Спрашиваю себя, не затянула петлю? И ещё спрашиваю, что вообще получается такое. Судя по интонации бесконечного разговора — «меня тут спрашивают о нефтяных вышках, я не больно-то в них разбираюсь, лучше расскажу вам о цаплях» — выходит эссе, естественные границы которого тонут в тумане. Ещё похоже на паззл. Отличие паззла от мозаики в том, что мозаика всё же произвольна, а в паззле всякая картинка в картонке должна встать, вклеиться на место. И если одну выщелкнуть, ничто не распадется — просто будет пробел.
Альбом одной репродукции. Ровным счётом одно и то же. На всех страницах.

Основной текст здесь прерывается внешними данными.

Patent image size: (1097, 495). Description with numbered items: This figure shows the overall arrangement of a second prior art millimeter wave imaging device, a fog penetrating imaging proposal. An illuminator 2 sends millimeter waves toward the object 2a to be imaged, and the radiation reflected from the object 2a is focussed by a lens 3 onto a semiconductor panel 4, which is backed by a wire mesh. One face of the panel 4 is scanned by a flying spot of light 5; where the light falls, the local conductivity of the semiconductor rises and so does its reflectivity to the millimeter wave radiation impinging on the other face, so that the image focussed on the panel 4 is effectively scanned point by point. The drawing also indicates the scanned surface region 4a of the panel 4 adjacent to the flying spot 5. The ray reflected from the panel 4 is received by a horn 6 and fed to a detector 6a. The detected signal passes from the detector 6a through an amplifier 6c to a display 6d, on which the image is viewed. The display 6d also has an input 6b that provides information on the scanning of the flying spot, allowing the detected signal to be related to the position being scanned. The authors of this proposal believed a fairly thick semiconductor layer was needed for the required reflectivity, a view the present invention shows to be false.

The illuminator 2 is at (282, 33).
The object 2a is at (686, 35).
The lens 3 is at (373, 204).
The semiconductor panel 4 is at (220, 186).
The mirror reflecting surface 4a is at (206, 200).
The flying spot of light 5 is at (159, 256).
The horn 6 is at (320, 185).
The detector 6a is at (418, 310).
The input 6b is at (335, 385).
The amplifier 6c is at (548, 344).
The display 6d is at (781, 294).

Постоянно обращаюсь на «ты» к разным людям, всевозможным вещам, предметам, даже к морю. Надеюсь, ты запросто разберёшься, когда — к кому.
Простонародная особенность. Сколько раз наблюдала. Прилаживая отлетевшую обёртку от шоколадки обратно в костёр: «Куда полетела? А гореть кто будет — Галилео Галилей?» Палке, которая не ломается об колено: «Кто ж тебя такую крепкую делал?» — тюк молотком, она и — хрусть. Со всеми разговор, со всем общение. С землёй, лопатой, трактором, паровозом… Гипостазирование? Живой мир. Сибирь.

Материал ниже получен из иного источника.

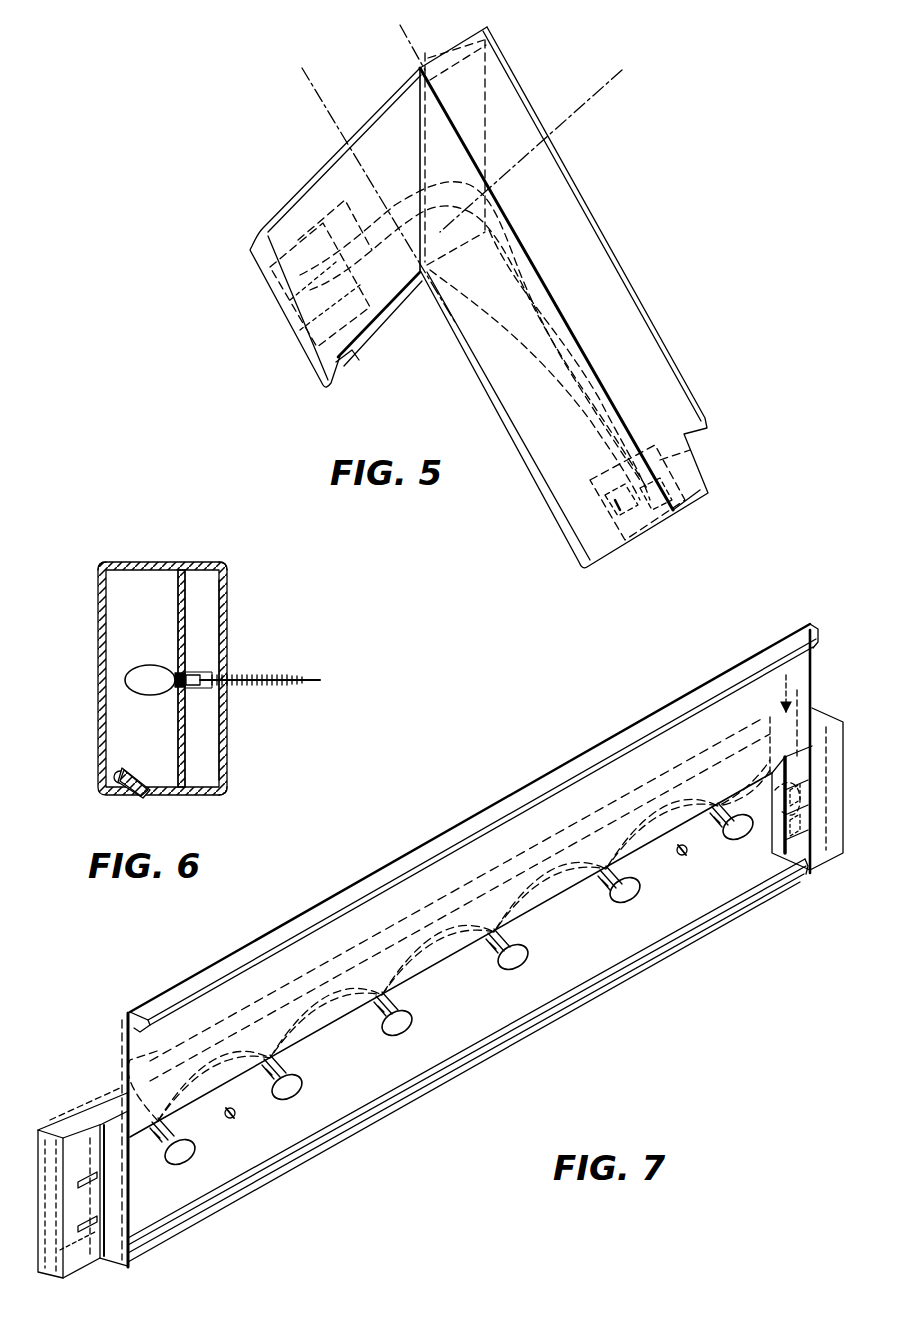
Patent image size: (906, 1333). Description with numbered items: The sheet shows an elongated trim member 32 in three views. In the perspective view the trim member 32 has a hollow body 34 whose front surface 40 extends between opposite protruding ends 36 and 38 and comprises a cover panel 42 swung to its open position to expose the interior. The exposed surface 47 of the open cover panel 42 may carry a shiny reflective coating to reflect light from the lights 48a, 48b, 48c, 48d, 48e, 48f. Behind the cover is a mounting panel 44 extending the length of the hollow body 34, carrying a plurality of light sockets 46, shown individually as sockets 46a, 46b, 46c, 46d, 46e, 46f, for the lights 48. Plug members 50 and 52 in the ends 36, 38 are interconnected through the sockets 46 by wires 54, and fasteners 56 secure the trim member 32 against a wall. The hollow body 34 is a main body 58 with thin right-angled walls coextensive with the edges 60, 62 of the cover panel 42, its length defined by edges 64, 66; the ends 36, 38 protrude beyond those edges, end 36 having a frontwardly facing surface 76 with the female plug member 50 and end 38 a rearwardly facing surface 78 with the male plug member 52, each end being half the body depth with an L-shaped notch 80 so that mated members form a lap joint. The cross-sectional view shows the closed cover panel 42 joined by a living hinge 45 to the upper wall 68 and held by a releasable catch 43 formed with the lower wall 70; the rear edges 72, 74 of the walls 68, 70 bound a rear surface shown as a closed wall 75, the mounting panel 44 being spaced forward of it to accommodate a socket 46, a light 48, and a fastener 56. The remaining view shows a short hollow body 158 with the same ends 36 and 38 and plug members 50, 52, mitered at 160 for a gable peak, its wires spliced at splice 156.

In FIG. 6, the elongated trim member 32 is at (147, 522).
In FIG. 7, the elongated trim member 32 is at (496, 785).
In FIG. 6, the hollow body 34 is at (234, 590).
In FIG. 7, the hollow body 34 is at (441, 958).
In FIG. 5, the end 36 is at (262, 238).
In FIG. 7, the end 36 is at (90, 1118).
In FIG. 5, the end 38 is at (688, 472).
In FIG. 7, the end 38 is at (808, 872).
In FIG. 7, the front surface 40 is at (446, 866).
In FIG. 6, the cover panel 42 is at (98, 694).
In FIG. 7, the cover panel 42 is at (690, 728).
In FIG. 6, the releasable catch 43 is at (130, 796).
In FIG. 6, the mounting panel 44 is at (190, 628).
In FIG. 7, the mounting panel 44 is at (494, 992).
In FIG. 6, the hinge 45 is at (98, 565).
In FIG. 7, the hinge 45 is at (408, 972).
In FIG. 6, the light sockets 46 is at (200, 690).
In FIG. 7, the light socket 46a is at (170, 1128).
In FIG. 7, the light socket 46b is at (284, 1056).
In FIG. 7, the light socket 46c is at (395, 990).
In FIG. 7, the light socket 46d is at (600, 932).
In FIG. 7, the light socket 46e is at (618, 858).
In FIG. 7, the light socket 46f is at (738, 832).
In FIG. 7, the exposed surface 47 is at (417, 876).
In FIG. 6, the lights 48 is at (150, 666).
In FIG. 7, the light 48a is at (194, 1154).
In FIG. 7, the light 48b is at (302, 1092).
In FIG. 7, the light 48c is at (413, 1028).
In FIG. 7, the light 48d is at (530, 965).
In FIG. 7, the light 48e is at (640, 900).
In FIG. 7, the light 48f is at (750, 840).
In FIG. 5, the plug member 50 is at (290, 302).
In FIG. 7, the plug member 50 is at (50, 1270).
In FIG. 5, the plug member 52 is at (628, 518).
In FIG. 7, the plug member 52 is at (796, 872).
In FIG. 7, the wires 54 is at (518, 886).
In FIG. 6, the fasteners 56 is at (265, 668).
In FIG. 7, the fasteners 56 is at (240, 1112).
In FIG. 6, the main body 58 is at (228, 592).
In FIG. 7, the main body 58 is at (112, 1250).
In FIG. 7, the edge 60 is at (128, 1020).
In FIG. 7, the edge 62 is at (812, 700).
In FIG. 7, the edge 64 is at (150, 1210).
In FIG. 7, the edge 66 is at (768, 810).
In FIG. 6, the upper wall 68 is at (146, 562).
In FIG. 6, the lower wall 70 is at (176, 796).
In FIG. 6, the rear edge 72 is at (230, 562).
In FIG. 6, the rear edge 74 is at (226, 796).
In FIG. 6, the closed wall 75 is at (228, 750).
In FIG. 7, the facing surface 76 is at (104, 1225).
In FIG. 7, the facing surface 78 is at (804, 660).
In FIG. 7, the L-shaped notch 80 is at (785, 663).
In FIG. 5, the splice 156 is at (436, 160).
In FIG. 5, the short hollow body 158 is at (598, 262).
In FIG. 5, the miter 160 is at (488, 82).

Что касается мужчин, наверно, и так известно: все они, кто заметен, в сознании женщины складываются в подобие многоглавого дракона, в особые воплощения одной многоединой натуры, мужской природы. Поэтому на «ты», но всё-таки больше адресовано именно тебе, и не потому, что ты самый лучший, а потому, что, кроме тебя, никого не существует. Я с трудом опознаю людей в качестве реальных — а что, ведь и сами не очень-то верят в своё существование. Многие, да и я сама, часто больше походят на инсталлированные программы, чем на живых людей.
Если бы ты был в пределах досягаемости, мы бы с тобой поговорили и мне, может, не пришлось бы записывать тут никчемную рефлексию, которая убивает последний этот, как его, саспенс. Сказать по-русски, размагничивает напряжённое ожидание. Какое-никакое.
Ну ты должен меня понять, я же встретила собеседника. Тебя. Который согласен слушать, читать, смотреть, перелистывать туда и обратно. А может быть, только туда.
Так хотела сказать о прозе. Нравится бессюжетная. Несмотря на дефицит сюжетной прозы, бессюжетной прозы ещё меньше. Если в тексте отсутствует сюжет, ещё не значит, что перед нами бессюжетный текст. Он может быть недосюжетным, с неполучившимся сюжетом, со сдохшим на середине сюжетом. Всё это совсем не одно и то же.
Я надеюсь, я напишу, а ты скажешь, что тут к чему. По моим ощущениям, пока получается. Хотя впечатления обманчивы: помню, поссорились с Дмитрием, и в два дня, в чистосердечном изумлении перед силой собственного дара, написала полсотни четверостиший — «Городской рубайят». Папа сказал, читать без содрогания невозможно. Я было обрадовалась. Выяснилось, он подразумевал другие вещи.
Но там есть одно, оно и до сих пор нравится:
Пуста пустыня, темнота темна, А лошадь черная так подо мной черна, Что я её щипаю с недоверьем: А всё ли подо мной ещё она?